CLAIMS WHAT IS CLAIMED IS:

1. A system comprising: a user interface to present instruction to a user; an image component for capturing one or more frames of a physical environment surrounding the system; one or more processors; one or more non-transitory computer readable media storing one or more calibration parameters and instructions executable by the one or more processors, wherein the instructions, when executed, cause the system to perform operations comprising: determining a cost based at least in part on a cost function, one or more calibration parameters, and the one or more frames; responsive to determining that the cost is greater than or equal to a threshold, determining an adjustment to at least one calibration parameter associated with the image component; and applying the adjustment to the calibration parameters.

2. The system of claim 1, further comprising: an inertial measurement unit (IMU) to generate IMU data associated with the system; and wherein determining the cost is based at least in part on the IMU data.

3. The system of claim 1, wherein the operations further comprise: estimating a pose associated with individual ones of the one or more frames; determining a depth quality score associated with the individual ones of the one or more frames; and wherein the cost is based at least in part on the depth quality score.

4. The system of claim 3, wherein the operations further comprise: estimating a pose associated with individual ones of the one or more frames; determining a depth quality score associated with the individual ones of the one or more frames; and wherein determining the adjustment to the at least one parameter associated with the image component is responsive to the depth quality score being greater than or equal to a depth quality threshold.
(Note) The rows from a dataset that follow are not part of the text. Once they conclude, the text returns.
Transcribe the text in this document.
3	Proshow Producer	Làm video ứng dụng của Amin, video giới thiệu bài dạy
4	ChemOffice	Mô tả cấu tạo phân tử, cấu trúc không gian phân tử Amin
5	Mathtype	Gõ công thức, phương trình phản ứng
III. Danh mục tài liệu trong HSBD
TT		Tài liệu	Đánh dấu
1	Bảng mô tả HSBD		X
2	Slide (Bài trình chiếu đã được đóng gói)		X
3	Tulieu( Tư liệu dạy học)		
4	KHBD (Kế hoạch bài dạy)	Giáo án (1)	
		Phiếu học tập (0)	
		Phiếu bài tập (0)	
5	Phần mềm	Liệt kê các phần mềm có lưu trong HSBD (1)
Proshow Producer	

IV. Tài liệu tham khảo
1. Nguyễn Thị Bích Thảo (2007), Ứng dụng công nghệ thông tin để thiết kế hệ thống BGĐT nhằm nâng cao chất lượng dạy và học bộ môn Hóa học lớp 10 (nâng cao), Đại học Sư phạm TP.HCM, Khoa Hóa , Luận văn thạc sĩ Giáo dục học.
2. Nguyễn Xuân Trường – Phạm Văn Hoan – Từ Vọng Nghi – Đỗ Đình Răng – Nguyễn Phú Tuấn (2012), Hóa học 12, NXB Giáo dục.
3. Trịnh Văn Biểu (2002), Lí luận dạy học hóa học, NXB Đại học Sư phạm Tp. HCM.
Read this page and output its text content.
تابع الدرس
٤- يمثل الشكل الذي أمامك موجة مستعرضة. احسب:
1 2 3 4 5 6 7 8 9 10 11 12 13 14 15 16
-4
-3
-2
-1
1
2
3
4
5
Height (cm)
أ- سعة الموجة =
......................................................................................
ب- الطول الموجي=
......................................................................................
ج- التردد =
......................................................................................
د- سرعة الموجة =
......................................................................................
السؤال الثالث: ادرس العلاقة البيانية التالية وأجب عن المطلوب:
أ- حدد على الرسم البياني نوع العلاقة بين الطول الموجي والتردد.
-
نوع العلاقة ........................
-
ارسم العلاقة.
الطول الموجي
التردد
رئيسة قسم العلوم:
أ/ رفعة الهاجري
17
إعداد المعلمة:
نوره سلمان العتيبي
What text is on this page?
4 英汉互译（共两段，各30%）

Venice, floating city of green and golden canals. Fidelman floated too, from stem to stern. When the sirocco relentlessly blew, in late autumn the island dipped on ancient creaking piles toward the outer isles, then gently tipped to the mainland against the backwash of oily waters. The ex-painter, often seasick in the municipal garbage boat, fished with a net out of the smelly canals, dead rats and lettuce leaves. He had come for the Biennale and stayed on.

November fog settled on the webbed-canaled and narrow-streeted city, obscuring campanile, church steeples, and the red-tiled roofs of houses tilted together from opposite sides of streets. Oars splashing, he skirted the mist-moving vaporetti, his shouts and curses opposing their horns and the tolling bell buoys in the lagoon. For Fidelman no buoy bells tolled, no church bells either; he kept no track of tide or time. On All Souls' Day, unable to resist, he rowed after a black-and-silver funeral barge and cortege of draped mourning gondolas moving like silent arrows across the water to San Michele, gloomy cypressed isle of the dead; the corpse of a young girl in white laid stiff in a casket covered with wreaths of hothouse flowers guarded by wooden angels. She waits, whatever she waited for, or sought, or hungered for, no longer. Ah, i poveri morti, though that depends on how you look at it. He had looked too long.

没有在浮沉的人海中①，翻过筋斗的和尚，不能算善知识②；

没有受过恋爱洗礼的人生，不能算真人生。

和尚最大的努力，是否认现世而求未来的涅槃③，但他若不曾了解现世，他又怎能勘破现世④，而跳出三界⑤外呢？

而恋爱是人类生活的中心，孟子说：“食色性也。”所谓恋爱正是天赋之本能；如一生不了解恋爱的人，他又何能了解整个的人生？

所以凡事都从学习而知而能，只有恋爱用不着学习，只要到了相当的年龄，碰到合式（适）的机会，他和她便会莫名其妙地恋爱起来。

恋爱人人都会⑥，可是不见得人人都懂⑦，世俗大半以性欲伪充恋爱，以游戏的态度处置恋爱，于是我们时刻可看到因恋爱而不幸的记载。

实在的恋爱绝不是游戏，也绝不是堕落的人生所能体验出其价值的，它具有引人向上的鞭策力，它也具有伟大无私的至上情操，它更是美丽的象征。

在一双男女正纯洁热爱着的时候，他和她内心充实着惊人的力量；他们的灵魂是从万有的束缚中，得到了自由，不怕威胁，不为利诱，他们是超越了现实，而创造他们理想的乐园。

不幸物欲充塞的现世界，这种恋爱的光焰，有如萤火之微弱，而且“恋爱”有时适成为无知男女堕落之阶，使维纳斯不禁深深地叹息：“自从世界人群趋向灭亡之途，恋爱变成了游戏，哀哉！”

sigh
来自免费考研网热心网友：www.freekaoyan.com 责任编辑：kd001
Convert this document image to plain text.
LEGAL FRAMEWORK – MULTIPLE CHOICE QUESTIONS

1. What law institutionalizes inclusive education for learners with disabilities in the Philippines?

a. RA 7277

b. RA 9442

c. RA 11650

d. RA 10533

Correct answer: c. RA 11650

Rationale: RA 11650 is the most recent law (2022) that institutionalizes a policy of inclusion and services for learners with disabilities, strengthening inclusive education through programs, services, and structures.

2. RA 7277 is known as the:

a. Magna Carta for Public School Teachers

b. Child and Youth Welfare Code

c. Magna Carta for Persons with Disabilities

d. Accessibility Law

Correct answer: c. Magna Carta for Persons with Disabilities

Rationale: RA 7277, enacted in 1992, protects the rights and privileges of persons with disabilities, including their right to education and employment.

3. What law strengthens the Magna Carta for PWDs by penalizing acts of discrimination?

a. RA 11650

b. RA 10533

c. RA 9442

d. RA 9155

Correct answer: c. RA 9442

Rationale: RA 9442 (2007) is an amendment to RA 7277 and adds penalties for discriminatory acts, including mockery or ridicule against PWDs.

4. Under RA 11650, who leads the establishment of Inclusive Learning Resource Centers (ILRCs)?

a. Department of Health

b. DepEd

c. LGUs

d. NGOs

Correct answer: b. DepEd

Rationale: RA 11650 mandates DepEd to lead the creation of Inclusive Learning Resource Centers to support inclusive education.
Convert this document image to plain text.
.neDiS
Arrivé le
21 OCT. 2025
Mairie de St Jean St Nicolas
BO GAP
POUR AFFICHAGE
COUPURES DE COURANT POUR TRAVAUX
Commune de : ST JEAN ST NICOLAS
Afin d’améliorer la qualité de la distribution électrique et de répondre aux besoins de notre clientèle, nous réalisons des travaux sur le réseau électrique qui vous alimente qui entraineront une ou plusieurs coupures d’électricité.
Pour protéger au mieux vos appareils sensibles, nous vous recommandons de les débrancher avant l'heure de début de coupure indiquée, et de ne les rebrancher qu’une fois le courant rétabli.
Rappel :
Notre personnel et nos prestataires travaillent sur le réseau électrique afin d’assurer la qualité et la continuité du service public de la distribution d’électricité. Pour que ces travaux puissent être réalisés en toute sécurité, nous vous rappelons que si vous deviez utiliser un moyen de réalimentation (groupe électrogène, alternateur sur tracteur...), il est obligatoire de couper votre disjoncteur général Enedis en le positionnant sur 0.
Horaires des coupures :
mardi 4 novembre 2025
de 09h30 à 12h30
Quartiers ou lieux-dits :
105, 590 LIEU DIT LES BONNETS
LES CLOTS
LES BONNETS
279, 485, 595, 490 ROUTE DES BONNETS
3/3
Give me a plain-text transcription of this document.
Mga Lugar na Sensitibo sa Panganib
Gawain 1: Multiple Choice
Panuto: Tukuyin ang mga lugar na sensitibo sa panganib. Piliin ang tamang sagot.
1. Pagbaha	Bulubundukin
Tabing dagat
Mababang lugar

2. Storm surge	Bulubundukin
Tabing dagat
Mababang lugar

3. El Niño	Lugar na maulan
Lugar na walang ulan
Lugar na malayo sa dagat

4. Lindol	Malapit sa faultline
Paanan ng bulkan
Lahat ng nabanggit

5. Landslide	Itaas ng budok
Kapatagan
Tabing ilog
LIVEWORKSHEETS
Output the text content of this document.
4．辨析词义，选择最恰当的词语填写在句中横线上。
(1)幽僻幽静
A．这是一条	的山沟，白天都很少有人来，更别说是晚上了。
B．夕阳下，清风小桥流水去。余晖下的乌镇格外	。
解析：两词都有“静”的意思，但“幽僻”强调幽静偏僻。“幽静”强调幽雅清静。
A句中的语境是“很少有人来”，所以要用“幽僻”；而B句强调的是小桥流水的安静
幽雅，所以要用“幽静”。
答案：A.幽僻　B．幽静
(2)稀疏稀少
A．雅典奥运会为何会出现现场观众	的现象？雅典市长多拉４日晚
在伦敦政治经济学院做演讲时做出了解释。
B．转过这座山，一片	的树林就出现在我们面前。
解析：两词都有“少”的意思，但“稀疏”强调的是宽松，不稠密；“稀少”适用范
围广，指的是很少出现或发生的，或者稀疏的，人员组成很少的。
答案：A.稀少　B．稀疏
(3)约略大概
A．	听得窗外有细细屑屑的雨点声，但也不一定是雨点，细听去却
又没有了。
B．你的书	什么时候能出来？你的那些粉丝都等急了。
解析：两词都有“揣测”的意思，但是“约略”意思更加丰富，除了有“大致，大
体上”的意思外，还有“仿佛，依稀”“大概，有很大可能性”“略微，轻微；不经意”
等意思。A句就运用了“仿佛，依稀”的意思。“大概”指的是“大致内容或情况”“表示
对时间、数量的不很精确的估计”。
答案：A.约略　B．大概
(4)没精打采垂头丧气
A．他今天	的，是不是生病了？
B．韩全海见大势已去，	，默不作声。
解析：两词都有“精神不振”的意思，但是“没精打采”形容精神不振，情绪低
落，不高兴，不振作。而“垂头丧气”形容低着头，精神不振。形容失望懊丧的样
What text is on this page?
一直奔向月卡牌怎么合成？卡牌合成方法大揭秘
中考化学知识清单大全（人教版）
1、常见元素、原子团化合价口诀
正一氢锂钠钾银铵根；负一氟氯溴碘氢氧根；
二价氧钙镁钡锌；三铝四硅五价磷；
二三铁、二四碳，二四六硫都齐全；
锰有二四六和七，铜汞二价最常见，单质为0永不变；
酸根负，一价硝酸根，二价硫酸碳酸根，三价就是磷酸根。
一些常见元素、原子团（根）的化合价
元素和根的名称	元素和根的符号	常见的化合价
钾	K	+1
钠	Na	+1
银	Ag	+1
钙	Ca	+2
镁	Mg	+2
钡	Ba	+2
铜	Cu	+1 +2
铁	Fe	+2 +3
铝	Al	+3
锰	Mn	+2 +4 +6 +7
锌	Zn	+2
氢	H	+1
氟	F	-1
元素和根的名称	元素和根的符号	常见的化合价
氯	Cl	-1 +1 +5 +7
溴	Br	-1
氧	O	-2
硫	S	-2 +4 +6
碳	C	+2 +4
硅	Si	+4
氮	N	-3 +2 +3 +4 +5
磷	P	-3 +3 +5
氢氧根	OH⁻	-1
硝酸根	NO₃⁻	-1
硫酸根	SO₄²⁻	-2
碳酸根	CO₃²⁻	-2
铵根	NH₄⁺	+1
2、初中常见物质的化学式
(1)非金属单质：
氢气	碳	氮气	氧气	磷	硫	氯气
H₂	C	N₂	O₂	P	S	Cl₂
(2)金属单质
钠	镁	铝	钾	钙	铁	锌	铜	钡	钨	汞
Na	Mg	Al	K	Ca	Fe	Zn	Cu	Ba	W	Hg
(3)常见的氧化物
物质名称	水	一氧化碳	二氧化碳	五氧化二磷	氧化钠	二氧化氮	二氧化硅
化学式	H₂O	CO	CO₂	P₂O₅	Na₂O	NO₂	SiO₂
5. The system of claim 1, further comprising: a user interface to present instruction to a user; and wherein: the operations further comprise: determining a depth quality score associated with a first frame of the one or more frames; and responsive to determining the depth quality score is less than or equal to a depth quality threshold, presenting instruction to cause a user to capture an additional frame; and determining the cost is based at least in part the additional frame.

6. The system of claim 5, wherein the instruction include at least a target for the additional frame.

7. The system of claim 1, wherein a first frame of the one or more frames includes data representative of at least one of the following: a surface; a comer; a calibration chart; or an item.

8. The system of claim 1, wherein the operations further comprise: receiving additional frames from the image component; determining a second cost based at least in part on the cost function and the additional frames; responsive to determining that the second cost is greater than or equal to the threshold, determining a second adjustment to at least one parameter associated with the image component; applying the second adjustment to the calibration parameters.

9. One or more non-transitory computer-readable media storing instructions that, when executed, cause one or more processors to perform operations comprising: receiving a frame from an image component; determining a cost associated with the image component based at least in part on the frame; responsive to determining that the cost is greater than or equal to a threshold, determining an adjustment to at least one parameter associated with the image component; applying the adjustment to the least one parameter to generate at least one adjusted parameter.

10. The one or more non-transitory computer-readable media of claim 9, wherein determining the cost is based at least in part on IMU data associated with the image component.

11. The one or more non-transitory computer-readable media of claim 9, wherein applying the adjustment to the least one parameter further comprises storing the at least one adjusted parameter in a location accessible to the image component.

12. The one or more non-transitory computer-readable media of claim 9, wherein the operations further comprise: estimating a pose associated with the frame; determining a depth quality score associated with the frame based at least in part on the pose; and wherein the cost is based at least in part on the depth quality score.

13. The one or more non-transitory computer-readable media of claim 9, wherein the operations further comprise: estimating a pose associated with the frame; determining a depth quality score associated with the frame; and wherein determining the adjustment to the at least one parameter associated with the image component is responsive to the depth quality score being greater than or equal to a depth quality threshold.

14. The one or more non-transitory computer-readable media of claim 9, wherein the operations further comprise: determining a depth quality score associated with the frame; and responsive to determining the depth quality score is less than or equal to a depth quality threshold, presenting instruction on a display to cause a user to capture an additional frame; and determining the cost is based at least in part the additional frame.

15. The one or more non-transitory computer-readable media of claim 9, wherein determining the cost is based at least in part on the at least one parameter.

16. A method comprising: receiving a frame from an image component, the frame including data representative of a target; determining a cost associated with the image component based at least in part on the data representative of a target; responsive to determining that the cost is greater than or equal to a threshold, determining an adjustment to a parameter associated with the image component; applying the adjustment to the parameter.

17. The method of claim 16, wherein determining the cost is based at least in part on IMU data associated with the image component.

18. The method of claim 16, wherein the operations further comprise: estimating a pose associated with the frame; determining a depth quality score associated with the frame based at least in part on the pose; and wherein determining the adjustment to the parameter is responsive to the depth quality score being greater than or equal to a depth quality threshold and the cost is based at least in part on the depth quality score.

19. The method of claim 16, wherein the operations further comprise: determining a depth quality score associated with the frame; and responsive to determining the depth quality score is less than or equal to a depth quality threshold, presenting instruction on a display to cause a user to capture an additional frame; and determining the cost is based at least in part the additional frame.

20. The method of claim 16, wherein the operations further comprise: estimating a pose associated with the frame; determining a depth quality score associated with the frame based at least in part on the pose; and presenting the depth quality score on a display.